Former algebra teacher Paul Rilli recently left teaching to work at Dell Computers

photograph by Kevin Fullerton



"Naturally," adds UT's Barre, "people who are qualified to teach those [science and math] areas usually have other technical skills, and they simply can go into other fields. They could even work for one of these tutoring companies and make a great deal of money, where they can do their own hours." Barre says that attrition rates in her program are terrible, with a dropout rate above 50%, much of that occurring when students begin their classroom observation. That's when candidates with other options are most tempted to back out, Barre says.

The Governor's Science and Technology Council, which recommended the initiative Bush is promoting - to quadruple the number of advanced placement-qualified teachers by paying their way to weeklong summer training courses at universities - acknowledges the shortage of science and math teachers. According to the governor's office, however, engaging teachers in advanced-placement programs will help schools retain and attract them. Statistics from the Advanced Academic Services office of the Texas Education Agency show that the number of teachers attending advanced placement summer training has more than doubled in the past three years, and school officials assure the governor that plenty of teachers are available to meet the initiative's goal of tripling state high school student enrollment in advanced-placement courses.

Bush proposes spending about $17.8 million on the program; that would cover teacher training costs and a portion of students' advanced placement exam fees, but not the incentive stipends and bonuses recommended by the Council for teachers whose students perform well on the exams. Local school districts will have to pick up the tab for those. "We hear from teachers that they are attracted to the Advanced Placement program because it has smaller class sizes and good students who want to learn, and allows more time for lesson development," says Bush spokesperson Linda Edwards. "These are the classrooms teachers entered the field to teach."

The Governor's Council says that results are encouraging at high schools that have already expanded advanced placement programs on their own initiative.
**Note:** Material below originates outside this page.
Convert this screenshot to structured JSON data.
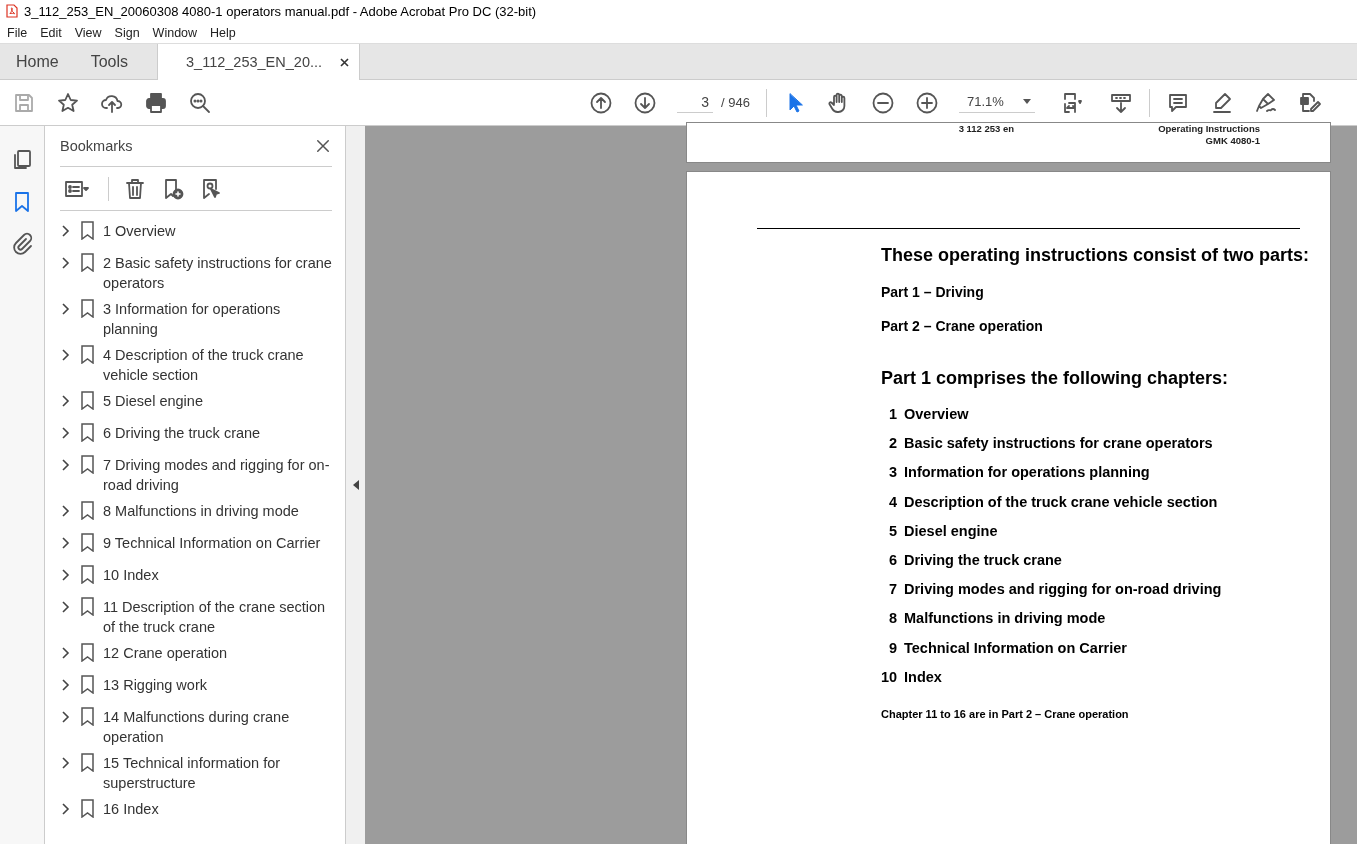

The Dallas ISD, for example, quadrupled the number of students passing advanced-placement exams, and now has nearly one-fifth of its junior and senior high students taking classes for college credit. At Edinburg North High School in the Rio Grande Valley, where only five students in a school of 2,700 bothered to take advanced-placement exams in 1993, 500 students took a crack at them this year after the district began encouraging teachers to attend training at UT-Austin, and made greater efforts to interest teenagers in college.


More Money, Please

In general, professional educators say they are not opposed to Bush's Advanced Placement initiative, modeled as it is on successful programs that have demonstrably motivated students to ratchet up the intensity of their learning and strive for college. The Texas State Teachers Association, however, warns that the proposal is a dodge around a more fundamental problem that needs to be addressed: teacher salary.

"We see the governor's proposal as not facing up to the fact that we rank 37th in the nation in teacher pay," says TSTA spokesperson Annette Cootes. "This won't come to fruition until they face this basic shortcoming. It's like trying to build a skyscraper without a foundation." Cootes' own nephew, incidentally, is a former teacher who left public education for a computer networking job.

SWT's Paese, too, is skeptical whether merit incentives are enough to retain and recruit talented professionals who have so many other career opportunities. "I would applaud anything the governor wants to do to improve the AP system," he says, "but I don't know that [the current initiative] is going to be a solution to the problems we have now. It's a lot deeper than that."

Those deeper problems consistently emerge in conversations with Rilli and other teachers who have either left the profession or are on their way out. Low pay, of course, is the primary detraction. Young teachers are not just slightly underpaid - they're working-class stiffs who are living a full economic notch below their collegiate peers. Rilli, for example, could not afford to rent an apartment on his own, let alone consider buying a home. Invariably, beginning teachers are shacking up with roommates and working second jobs at nights or on weekends to make car payments and repay student loans [see sidebar].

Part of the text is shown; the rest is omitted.